Blissex, you are a stuck in the groove old-style vinyl record , man. undoubtedly property prices , and the unearned gains thereof to the property-owning middle classes is an important element in the tapestry of issues that determine voting patterns - But your tiresome monomaniac focus only on property prices is deeply flawed , when trying to understand the dire social, and political, crisis that lies ahead for us in the UK (and Europe, and the US, and across the Middle East too).

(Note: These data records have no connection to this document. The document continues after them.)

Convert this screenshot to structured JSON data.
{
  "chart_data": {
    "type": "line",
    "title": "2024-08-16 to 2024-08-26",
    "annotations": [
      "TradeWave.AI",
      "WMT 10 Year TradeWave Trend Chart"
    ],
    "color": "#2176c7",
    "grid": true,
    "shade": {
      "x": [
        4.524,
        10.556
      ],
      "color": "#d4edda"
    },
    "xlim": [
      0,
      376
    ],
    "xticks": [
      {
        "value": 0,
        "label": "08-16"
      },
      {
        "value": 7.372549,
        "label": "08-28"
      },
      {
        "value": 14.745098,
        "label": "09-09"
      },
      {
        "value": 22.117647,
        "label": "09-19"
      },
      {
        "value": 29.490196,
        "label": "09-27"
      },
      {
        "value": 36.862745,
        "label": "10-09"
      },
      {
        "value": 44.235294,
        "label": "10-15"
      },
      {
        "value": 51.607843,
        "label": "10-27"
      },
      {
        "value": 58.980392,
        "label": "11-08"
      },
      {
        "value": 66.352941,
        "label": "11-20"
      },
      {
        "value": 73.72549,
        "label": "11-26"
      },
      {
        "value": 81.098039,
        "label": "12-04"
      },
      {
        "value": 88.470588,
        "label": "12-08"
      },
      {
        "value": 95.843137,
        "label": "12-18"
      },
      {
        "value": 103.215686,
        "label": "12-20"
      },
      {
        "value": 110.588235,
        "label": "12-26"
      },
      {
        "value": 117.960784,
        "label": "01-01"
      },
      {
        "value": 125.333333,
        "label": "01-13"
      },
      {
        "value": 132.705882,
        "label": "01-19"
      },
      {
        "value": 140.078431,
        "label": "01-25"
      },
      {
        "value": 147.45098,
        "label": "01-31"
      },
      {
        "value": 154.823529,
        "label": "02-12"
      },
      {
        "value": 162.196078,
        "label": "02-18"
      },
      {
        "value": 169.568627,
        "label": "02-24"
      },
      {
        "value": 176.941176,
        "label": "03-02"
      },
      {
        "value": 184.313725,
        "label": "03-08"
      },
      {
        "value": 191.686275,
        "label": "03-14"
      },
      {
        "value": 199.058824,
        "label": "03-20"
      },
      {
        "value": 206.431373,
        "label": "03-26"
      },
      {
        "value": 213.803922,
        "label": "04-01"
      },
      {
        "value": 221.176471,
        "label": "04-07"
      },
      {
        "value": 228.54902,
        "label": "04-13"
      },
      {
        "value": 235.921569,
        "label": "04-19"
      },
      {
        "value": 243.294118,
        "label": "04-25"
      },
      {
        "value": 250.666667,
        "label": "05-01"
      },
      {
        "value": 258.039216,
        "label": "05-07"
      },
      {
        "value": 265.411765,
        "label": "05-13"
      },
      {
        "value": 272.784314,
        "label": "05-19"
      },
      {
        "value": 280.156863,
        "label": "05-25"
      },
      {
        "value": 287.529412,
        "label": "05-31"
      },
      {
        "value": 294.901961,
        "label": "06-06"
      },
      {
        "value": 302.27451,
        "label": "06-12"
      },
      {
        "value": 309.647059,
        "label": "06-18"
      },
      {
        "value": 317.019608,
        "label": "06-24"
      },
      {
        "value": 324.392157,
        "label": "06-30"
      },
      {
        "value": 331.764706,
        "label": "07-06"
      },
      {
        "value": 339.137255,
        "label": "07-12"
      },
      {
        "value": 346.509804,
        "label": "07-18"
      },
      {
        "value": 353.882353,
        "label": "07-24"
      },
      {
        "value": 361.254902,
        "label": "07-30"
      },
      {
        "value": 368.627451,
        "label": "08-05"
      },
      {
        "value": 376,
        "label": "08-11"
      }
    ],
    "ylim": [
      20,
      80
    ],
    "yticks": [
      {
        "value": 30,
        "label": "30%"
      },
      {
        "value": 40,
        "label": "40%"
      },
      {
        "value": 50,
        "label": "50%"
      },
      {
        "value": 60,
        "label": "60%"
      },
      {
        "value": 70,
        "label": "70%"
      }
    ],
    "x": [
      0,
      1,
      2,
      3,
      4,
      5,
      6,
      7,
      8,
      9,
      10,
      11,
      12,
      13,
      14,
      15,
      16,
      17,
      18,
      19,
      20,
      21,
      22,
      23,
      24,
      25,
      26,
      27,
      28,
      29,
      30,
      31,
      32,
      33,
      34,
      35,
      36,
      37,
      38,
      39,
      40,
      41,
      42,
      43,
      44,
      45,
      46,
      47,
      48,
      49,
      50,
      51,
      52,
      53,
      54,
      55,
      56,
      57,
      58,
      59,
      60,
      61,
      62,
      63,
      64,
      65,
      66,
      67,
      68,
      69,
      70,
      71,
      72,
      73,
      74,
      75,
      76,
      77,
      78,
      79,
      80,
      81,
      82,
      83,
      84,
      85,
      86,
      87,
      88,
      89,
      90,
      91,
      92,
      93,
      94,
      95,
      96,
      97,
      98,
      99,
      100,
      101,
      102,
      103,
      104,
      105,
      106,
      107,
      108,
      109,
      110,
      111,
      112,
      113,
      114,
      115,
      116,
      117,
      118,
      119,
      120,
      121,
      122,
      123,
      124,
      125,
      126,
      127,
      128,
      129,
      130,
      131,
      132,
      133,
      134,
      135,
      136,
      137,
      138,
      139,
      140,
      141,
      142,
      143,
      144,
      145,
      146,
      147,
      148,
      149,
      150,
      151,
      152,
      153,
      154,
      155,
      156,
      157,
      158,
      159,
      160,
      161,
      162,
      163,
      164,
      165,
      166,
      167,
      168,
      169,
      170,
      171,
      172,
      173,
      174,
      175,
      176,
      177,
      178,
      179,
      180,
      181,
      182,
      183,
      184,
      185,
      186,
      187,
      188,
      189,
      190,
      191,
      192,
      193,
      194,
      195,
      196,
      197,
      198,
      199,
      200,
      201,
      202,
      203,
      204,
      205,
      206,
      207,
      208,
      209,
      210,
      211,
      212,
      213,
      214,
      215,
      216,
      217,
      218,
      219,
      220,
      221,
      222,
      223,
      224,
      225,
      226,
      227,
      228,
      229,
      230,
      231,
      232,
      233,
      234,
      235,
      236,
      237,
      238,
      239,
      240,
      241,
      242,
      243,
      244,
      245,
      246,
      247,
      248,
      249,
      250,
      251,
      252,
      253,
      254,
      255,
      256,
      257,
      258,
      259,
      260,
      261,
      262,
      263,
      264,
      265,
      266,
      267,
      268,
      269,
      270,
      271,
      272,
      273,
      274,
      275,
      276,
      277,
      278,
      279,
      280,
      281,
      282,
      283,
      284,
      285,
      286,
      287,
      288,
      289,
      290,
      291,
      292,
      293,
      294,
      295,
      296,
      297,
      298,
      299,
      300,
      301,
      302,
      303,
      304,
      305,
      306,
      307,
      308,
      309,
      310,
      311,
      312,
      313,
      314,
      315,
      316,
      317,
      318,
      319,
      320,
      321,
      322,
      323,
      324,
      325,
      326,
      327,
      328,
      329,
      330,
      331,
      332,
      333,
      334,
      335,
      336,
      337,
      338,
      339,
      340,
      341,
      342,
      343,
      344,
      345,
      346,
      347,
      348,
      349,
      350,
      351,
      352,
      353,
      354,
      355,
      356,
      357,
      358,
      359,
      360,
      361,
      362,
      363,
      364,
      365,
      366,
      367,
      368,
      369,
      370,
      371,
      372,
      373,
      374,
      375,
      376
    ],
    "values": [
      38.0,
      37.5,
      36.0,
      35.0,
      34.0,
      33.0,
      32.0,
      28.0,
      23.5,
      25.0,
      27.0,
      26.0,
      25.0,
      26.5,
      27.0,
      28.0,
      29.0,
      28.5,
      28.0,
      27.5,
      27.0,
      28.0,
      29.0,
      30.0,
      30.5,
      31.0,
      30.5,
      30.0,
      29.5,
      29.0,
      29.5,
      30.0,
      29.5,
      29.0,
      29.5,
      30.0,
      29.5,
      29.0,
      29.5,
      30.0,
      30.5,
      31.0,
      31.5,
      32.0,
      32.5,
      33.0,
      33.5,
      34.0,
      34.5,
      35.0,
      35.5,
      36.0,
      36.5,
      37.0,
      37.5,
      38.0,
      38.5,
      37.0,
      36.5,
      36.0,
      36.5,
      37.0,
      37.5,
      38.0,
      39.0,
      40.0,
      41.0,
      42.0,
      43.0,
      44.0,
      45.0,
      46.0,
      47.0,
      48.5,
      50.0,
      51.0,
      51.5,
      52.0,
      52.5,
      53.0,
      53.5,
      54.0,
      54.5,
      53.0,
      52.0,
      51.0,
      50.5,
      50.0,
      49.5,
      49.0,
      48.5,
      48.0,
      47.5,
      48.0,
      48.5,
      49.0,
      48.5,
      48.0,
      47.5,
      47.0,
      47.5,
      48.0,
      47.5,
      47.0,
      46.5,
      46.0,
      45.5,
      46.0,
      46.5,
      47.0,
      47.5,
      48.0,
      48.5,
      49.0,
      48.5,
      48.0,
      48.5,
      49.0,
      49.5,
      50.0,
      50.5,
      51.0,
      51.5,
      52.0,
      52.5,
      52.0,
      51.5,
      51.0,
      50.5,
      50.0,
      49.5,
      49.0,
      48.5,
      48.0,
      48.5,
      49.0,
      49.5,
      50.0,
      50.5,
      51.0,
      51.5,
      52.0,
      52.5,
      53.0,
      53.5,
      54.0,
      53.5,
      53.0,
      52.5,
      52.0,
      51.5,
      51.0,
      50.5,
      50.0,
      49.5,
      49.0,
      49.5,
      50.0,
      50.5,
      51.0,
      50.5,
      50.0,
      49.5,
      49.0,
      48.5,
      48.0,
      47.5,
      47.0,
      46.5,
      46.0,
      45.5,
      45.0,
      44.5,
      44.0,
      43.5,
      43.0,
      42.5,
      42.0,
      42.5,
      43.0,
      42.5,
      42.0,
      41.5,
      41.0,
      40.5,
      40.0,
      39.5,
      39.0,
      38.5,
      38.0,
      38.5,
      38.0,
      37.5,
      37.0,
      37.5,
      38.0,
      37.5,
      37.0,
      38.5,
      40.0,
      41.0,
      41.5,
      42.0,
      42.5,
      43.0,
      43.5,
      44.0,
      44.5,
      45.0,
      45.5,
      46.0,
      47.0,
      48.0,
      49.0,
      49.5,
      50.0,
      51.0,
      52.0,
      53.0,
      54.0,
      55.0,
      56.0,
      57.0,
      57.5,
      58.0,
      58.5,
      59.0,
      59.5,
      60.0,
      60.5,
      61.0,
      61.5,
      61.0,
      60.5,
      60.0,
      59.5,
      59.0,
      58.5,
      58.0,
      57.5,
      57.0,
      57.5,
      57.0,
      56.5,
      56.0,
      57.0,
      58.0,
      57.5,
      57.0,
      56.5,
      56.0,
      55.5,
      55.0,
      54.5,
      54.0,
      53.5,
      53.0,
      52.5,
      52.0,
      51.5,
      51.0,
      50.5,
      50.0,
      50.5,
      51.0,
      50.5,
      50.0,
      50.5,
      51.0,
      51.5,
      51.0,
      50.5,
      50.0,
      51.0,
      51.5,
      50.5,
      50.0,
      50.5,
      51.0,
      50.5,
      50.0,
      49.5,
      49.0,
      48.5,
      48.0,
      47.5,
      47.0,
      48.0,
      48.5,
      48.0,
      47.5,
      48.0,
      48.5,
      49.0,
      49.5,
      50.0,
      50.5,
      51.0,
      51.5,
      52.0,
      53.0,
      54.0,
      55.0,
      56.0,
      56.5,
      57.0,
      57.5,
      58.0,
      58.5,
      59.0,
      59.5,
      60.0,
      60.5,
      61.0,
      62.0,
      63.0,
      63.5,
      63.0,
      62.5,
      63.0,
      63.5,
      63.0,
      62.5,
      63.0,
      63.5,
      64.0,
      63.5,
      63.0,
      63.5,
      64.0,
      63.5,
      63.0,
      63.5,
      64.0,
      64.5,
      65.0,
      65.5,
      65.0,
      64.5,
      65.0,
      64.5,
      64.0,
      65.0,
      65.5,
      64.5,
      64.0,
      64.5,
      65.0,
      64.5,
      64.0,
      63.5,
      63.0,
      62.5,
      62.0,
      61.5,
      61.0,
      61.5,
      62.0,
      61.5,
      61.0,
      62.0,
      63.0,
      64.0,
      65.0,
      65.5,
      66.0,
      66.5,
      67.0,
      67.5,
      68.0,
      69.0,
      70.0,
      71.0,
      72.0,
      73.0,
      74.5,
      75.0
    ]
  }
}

We are in a very different ballgame when basic stable foods in the UK , like pasta, can inflate in price over a MONTH by 50%. It is sadly true that the vast numbers of people here being worst crushed by the escalating cost of living crisis, the surging escalating rental crisis, the falling real wages crisis, are mainly the poorest, and least actively participant in our PFTP 'managed facade bourgeoise democratic theatre' , but you therefore , with patrician disdain, simply write off their alternative, of 'riots' as 'easily put-downable'. It must be increasingly clear, to even the still participating voter that the utter crushing of Corbyn and 'Corbynism' (ie, mild reforming social democracy) , has reverted NuLabour to a authoritarian status-quo supporting , deeply corrupt, party , with nothing to offer the mass of even still active voters - who actually do also worry about the collapsing NHS , collapsing school system, rocketing living costs, nil returns on their savings, and pathetic future private pension expectations - regardless as to whether their house prices are still rising, or are stable - so far.

As I have said before, the blatant collapse of a supposedly real choice-based political system into an across the major parties rigid defence of an indefensible status quo - leaves the mass of voters with few 'normal times' options. The future political direction can only match the development across Europe and the US , ie, the emergence of pseudo 'radical' scapegoating hyper nationalistic, alt Far Right populist parties, which will in due time scoop up huge masses of the politically and economically dispossessed. Your obsession with a monocausal aspect of voting behaviour, ie, property prices - needs a re-think Blissex - never mind the tedium of your remarkably identical posts to each of Phil's articles.